I'm using the mongo-hadoop adapter to run map/reduce jobs. everything is fine except the launch time and the time taken by the job. Even when the dataset is very small, the map time is 13 seconds and reduce time is 12 seconds. In fact I have changed settings in mapred-site.xml and core-site.xml. but the time taken for map/reduce seems to be constant. is there any way i can reduce it. I also explored the optimized hadoop distribution from hanborq. they use a worker pool for faster job launch/setup. is there any equivalent available elsewhere as the hanborq distribution is not very active. it was updated 4 months ago and is built on an older version of hadoop.
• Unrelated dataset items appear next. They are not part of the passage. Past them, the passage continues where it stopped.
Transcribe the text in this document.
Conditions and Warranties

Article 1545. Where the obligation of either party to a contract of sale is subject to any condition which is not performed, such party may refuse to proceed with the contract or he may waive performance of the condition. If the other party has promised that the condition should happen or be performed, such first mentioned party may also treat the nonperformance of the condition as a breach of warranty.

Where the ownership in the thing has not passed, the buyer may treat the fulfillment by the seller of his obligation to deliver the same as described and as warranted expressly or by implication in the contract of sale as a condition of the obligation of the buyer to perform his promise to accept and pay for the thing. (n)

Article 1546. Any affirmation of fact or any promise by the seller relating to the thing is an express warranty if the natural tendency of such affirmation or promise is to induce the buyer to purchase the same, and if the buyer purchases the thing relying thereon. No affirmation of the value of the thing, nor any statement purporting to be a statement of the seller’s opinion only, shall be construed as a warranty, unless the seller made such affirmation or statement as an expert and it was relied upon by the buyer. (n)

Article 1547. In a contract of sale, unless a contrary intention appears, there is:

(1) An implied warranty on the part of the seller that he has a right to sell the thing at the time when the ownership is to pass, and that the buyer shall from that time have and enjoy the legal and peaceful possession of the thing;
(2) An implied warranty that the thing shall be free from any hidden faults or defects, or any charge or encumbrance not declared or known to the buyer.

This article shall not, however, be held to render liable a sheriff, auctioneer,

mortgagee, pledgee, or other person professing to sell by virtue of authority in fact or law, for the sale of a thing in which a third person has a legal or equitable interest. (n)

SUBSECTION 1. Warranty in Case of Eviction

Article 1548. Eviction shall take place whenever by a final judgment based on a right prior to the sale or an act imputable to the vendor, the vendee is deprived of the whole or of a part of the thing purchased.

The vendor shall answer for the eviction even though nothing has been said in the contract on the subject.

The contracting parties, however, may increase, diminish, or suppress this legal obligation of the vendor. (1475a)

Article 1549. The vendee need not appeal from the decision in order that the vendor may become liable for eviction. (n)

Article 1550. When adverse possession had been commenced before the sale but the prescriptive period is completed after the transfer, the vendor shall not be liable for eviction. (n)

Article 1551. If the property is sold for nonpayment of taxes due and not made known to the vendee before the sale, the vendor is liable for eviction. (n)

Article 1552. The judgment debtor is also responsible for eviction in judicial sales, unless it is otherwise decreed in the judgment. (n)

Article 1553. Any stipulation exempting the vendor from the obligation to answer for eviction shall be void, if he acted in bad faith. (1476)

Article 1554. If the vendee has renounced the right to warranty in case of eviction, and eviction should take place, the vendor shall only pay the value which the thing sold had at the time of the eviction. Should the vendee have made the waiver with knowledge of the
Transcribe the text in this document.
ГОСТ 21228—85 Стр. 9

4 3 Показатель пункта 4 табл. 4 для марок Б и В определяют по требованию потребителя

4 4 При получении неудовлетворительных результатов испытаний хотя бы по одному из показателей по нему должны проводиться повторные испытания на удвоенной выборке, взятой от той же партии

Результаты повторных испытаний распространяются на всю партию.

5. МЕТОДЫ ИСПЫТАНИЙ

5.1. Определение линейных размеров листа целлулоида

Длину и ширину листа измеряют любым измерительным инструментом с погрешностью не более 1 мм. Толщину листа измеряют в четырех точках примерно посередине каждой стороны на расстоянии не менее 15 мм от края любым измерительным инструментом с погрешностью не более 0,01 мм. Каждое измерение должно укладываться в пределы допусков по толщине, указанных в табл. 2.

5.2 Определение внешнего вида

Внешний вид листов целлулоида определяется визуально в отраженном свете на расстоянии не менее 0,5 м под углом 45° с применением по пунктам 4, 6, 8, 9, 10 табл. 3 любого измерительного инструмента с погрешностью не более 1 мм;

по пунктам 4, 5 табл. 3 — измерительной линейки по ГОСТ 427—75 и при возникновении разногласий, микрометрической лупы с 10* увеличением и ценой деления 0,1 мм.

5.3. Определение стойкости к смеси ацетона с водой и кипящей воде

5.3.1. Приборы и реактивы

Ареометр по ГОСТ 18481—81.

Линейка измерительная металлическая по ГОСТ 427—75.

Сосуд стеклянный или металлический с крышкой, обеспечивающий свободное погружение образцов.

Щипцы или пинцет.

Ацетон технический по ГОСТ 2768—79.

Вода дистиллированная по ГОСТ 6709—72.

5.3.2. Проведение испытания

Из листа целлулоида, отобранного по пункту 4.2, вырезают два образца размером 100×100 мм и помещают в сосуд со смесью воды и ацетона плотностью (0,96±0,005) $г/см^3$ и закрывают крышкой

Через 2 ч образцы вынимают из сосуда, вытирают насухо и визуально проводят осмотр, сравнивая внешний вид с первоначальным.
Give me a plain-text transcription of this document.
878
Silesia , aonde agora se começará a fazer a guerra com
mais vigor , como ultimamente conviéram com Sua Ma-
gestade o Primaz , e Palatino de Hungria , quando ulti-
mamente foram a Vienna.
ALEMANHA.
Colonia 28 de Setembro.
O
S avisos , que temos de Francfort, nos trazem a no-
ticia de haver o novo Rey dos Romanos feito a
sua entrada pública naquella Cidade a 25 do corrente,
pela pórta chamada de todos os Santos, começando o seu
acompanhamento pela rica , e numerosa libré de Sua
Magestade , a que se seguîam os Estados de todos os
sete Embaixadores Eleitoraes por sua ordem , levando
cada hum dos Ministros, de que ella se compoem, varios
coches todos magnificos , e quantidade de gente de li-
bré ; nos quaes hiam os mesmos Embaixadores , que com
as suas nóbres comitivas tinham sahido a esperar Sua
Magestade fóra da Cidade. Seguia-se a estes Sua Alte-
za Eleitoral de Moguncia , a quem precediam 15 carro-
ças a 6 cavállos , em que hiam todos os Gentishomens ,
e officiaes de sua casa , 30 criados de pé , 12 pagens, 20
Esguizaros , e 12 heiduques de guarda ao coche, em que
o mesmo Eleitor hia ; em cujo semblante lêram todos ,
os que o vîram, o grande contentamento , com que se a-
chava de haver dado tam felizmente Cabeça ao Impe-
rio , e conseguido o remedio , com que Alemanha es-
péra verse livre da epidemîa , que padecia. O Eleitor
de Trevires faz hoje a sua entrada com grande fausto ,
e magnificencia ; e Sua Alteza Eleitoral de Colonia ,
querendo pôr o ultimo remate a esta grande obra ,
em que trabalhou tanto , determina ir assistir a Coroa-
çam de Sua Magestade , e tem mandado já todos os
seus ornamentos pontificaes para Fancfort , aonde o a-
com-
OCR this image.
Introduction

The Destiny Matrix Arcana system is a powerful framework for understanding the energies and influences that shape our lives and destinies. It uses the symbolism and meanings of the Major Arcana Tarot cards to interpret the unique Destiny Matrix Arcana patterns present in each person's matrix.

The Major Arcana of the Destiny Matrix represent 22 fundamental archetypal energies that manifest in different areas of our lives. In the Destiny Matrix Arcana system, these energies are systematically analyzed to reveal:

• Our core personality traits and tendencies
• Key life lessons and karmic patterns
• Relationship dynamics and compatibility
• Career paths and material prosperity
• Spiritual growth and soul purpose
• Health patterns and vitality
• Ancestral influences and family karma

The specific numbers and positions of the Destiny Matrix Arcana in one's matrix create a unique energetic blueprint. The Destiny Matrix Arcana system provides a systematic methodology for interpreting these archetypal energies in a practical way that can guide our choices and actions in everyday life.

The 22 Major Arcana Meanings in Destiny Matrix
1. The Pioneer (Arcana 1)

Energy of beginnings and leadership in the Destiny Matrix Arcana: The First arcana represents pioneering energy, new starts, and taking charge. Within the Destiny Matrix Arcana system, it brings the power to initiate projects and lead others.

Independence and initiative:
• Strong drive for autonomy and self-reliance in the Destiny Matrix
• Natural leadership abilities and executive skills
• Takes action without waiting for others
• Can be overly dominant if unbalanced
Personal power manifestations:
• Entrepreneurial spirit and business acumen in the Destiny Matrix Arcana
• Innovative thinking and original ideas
some of my settings are as follows: mapred-site.xml:
<property>
<name>mapred.child.java.opts</name>
<value>-Xms1g</value>
</property>
<property>
<name>mapred.sort.avoidance</name>
<value>true</value>
</property>
<property>
<name>mapred.job.reuse.jvm.num.tasks</name>
<value>-1</value>
</property>
<property>
<name>mapreduce.tasktracker.outofband.heartbeat</name>
<value>true</value>
</property>
<property>
<name>mapred.compress.map.output</name>
<value>false</value>
</property>
core-site.xml:
<property>
<name>io.sort.mb</name>
<value>300</value>
</property>
<property>
<name>io.sort.factor</name>
<value>100</value>
</property>
Any help would be greatly appreciated. thanks in advance.